Cavanagh characterizes Amanda as defined by her grief over the death of her daughter and her husband’s subsequent death by suicide, pointing to Cavanagh’s thematic interest in The Lasting Effects of Traumatic Events. The novel introduces Amanda in media res—in the midst of an assassination attempt on Wallace Crone, the man she believes to be responsible for her unthinkable loss. The novel indicates that Amanda’s loss has severely compromised her mental health: After Luis’s death she had been “admitted and sedated in Gracie Square Hospital” in order to prevent her from harming herself (22). The use of the transitive verbs “admitted” and “sedated” in this passage implies Amanda’s full loss of agency during this time. For Amanda, the loss of her daughter and husband is not merely “a traumatic life change—it [is] her life ending” (23). The profound nature of Amanda’s loss ends her life as she knows it and defines the next stage of her life.
In establishing the isolation of Amanda’s grief and the loss of agency she experiences during her treatment, Cavanagh lays the groundwork for the connection that forms between Amanda and Wendy. Amanda responds to her loss by pouring all of her energy into following Wallace Crone in the hopes of catching him trying to kidnap another girl. She watches Crone “for months,” building up a file with “photographs, news articles, memos on his routine, his garbage, his social life, his work” (26). This detailed list highlights the extent of Amanda’s obsession with Crone, which results in a restraining order and her attempts to kill him in the novel’s opening chapter. The novel frames Amanda’s behavior as the result of extreme grief that isolates her and causes her to act outside of her previous norms. However, when Amanda meets Wendy at the Parents Trauma and Bereavement Group, she discovers common ground that gives her a sense of solidarity with Wendy and makes her feel less alone. For example, Amanda finds “a corkboard […] with documents and notes attached to it with dozens of little red pins” (63) in Wendy’s house and realizes that Wendy is obsessively stalking the Catholic priest she believes killed her daughter, Rebecca. Amanda believes both she and Wendy are suffering the consequences of The Limitations and Implicit Bias of the Criminal Justice System and recognizes that their similar response to grief mean that she and Wendy “[are] more alike than Wendy [can] possibly imagine” (65).

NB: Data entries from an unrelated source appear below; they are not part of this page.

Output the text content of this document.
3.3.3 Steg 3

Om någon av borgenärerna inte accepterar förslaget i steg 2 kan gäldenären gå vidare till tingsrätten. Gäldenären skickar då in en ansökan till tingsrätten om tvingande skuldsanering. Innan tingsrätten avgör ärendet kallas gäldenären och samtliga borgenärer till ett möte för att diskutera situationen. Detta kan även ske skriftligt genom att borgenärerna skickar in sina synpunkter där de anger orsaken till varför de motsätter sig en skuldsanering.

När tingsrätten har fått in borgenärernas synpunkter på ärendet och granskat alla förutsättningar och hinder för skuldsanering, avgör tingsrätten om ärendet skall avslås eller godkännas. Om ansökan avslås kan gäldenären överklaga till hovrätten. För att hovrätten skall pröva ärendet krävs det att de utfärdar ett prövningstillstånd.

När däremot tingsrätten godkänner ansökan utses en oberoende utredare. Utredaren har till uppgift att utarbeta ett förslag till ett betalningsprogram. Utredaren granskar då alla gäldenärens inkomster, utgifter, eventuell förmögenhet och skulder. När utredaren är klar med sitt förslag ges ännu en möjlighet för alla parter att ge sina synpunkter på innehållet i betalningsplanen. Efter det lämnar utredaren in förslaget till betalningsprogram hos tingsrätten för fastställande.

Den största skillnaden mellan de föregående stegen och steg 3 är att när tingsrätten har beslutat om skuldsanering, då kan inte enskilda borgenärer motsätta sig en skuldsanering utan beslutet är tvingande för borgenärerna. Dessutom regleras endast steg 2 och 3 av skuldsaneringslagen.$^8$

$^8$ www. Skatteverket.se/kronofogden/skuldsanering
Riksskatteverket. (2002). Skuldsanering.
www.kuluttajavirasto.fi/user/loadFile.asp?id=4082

Cavanagh employs a dual timeline structure in his narrative, establishing a parallel plot for Ruth Gelman alongside Amanda’s storyline to build dramatic tension as the two plot lines begin to inform one another, progressively revealing the mystery of the thriller. Although there are not yet any clues about the connection between these two timelines in this opening section, Cavanagh provides connective tissue between Amanda and Ruth’s storylines through the investigations of Detectives Andrew Farrow and Karen Hernandez. As the novel progresses, Farrow and Hernandez act as a constant thread guiding readers through the nuances of the two plotlines. The detectives’ reflections on the violent criminals they investigate— their motives, psychology and personal contexts—also underscores the novel’s thematic interest in The Rehabilitation of Violent Offenders.